Consider the NVIDIA NVML function:
nvmlReturn_t nvmlDeviceSetApplicationsClocks (
nvmlDevice_t device,
unsigned int memClockMHz,
unsigned int graphicsClockMHz
);
The NVML documentation says that
… [the] CUDA driver requests these clocks during context creation, which means this property defines clocks at which CUDA applications will be running…
so, if I want to create a device context with fixed clocks, I call this, create context, then call nvmlDeviceResetApplicationsClocks()

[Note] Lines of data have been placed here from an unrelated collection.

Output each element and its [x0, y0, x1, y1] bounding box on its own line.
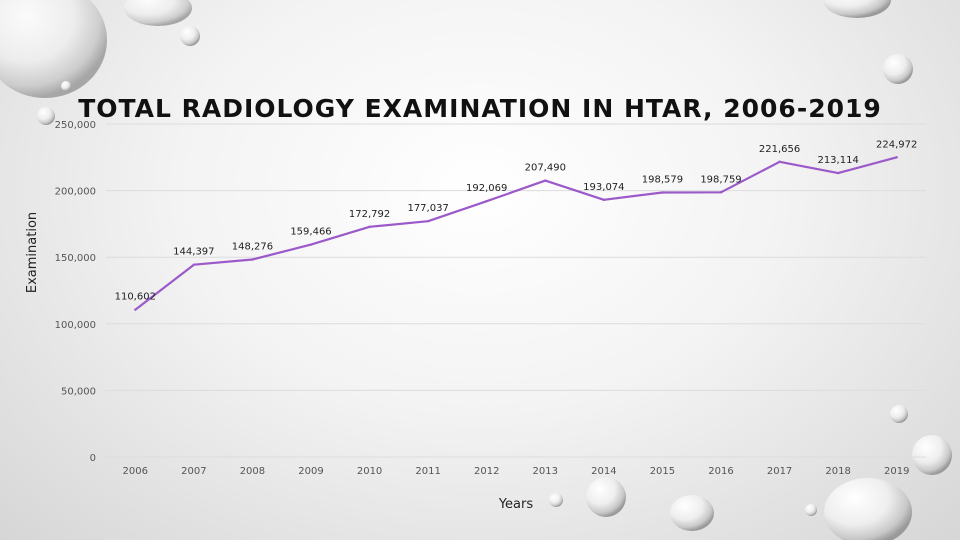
data-point	[426, 219, 430, 223]
data-label: 192,069	[466, 183, 507, 194]
y-tick-label: 150,000	[55, 253, 96, 264]
x-axis-title: Years	[498, 497, 534, 512]
droplet	[805, 504, 817, 516]
y-tick-label: 250,000	[55, 120, 96, 131]
x-tick-label: 2008	[240, 466, 265, 477]
data-point	[192, 263, 196, 266]
data-label: 213,114	[817, 155, 858, 166]
x-tick-label: 2017	[767, 466, 792, 477]
droplet	[549, 493, 563, 507]
data-label: 172,792	[349, 209, 390, 220]
y-tick-label: 50,000	[61, 386, 96, 397]
droplet	[124, 0, 192, 26]
x-tick-label: 2010	[357, 466, 382, 477]
droplet	[586, 477, 626, 517]
droplet	[823, 0, 891, 18]
y-tick-label: 100,000	[55, 320, 96, 331]
droplet	[670, 495, 714, 531]
series-line	[134, 156, 897, 311]
data-label: 198,579	[642, 174, 683, 185]
x-tick-label: 2016	[708, 466, 733, 477]
x-tick-label: 2009	[298, 466, 323, 477]
data-point	[778, 160, 781, 163]
data-point	[602, 198, 606, 202]
data-point	[544, 179, 547, 182]
data-point	[134, 308, 137, 311]
data-label: 193,074	[583, 182, 624, 193]
data-point	[661, 191, 664, 194]
data-label: 221,656	[759, 144, 800, 155]
data-point	[836, 171, 840, 175]
x-tick-label: 2015	[650, 466, 675, 477]
y-axis-title: Examination	[25, 212, 40, 293]
x-tick-label: 2006	[123, 466, 148, 477]
x-tick-label: 2011	[415, 466, 440, 477]
x-tick-label: 2014	[591, 466, 616, 477]
x-tick-label: 2013	[533, 466, 558, 477]
data-point	[368, 225, 371, 229]
droplet	[883, 54, 913, 84]
x-tick-label: 2007	[181, 466, 206, 477]
droplet	[180, 26, 200, 46]
data-point	[251, 258, 254, 261]
x-tick-label: 2012	[474, 466, 499, 477]
droplet	[0, 0, 107, 98]
data-label: 148,276	[232, 241, 273, 252]
data-point	[719, 191, 723, 194]
droplet	[61, 81, 71, 91]
droplet	[824, 478, 912, 540]
droplet	[912, 435, 952, 475]
x-tick-label: 2018	[825, 466, 850, 477]
y-tick-label: 0	[90, 453, 96, 464]
droplet	[37, 107, 55, 125]
data-point	[309, 243, 313, 246]
data-label: 144,397	[173, 247, 214, 258]
data-label: 207,490	[525, 163, 566, 174]
data-point	[895, 156, 898, 159]
slide-title: TOTAL RADIOLOGY EXAMINATION IN HTAR, 200…	[78, 94, 882, 123]
data-label: 110,602	[115, 292, 156, 303]
data-label: 224,972	[876, 139, 917, 150]
x-tick-label: 2019	[884, 466, 909, 477]
y-tick-label: 200,000	[55, 187, 96, 198]
droplet	[890, 405, 908, 423]
data-label: 198,759	[700, 174, 741, 185]
data-label: 177,037	[407, 203, 448, 214]
data-label: 159,466	[290, 227, 331, 238]
data-point	[485, 199, 488, 203]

. Right? Well, not so fast. What if I have several threads running in parallel? Each of them, after all, can create CUDA contexts. So how do I prevent the race conditions such as:
- Thread 1 sets app clocks
- Thread 2 sets app clocks
- Thread 1 creates context
- Thread 1 resets app clocks
- Thread 2 creates context
- Thread 2 resets app clocks
in this situation, neither threads gets the clocks they wanted on the context. And while this might be a bit contrived, here’s a much simpler example:
- Thread 1 sets app clocks
- Thread 1 creates context
- Thread 2 creates context, naively
- Thread 1 resets app clocks
One might say “Oh, just protect the context creation calls with a mutex” – and that’s fine if you control the code running on all threads, but – typically, you don’t; it’s some library which creates threads to run its stuff.
So, is there a way to “weld” the context creation and the clock setting together in a race-free manner?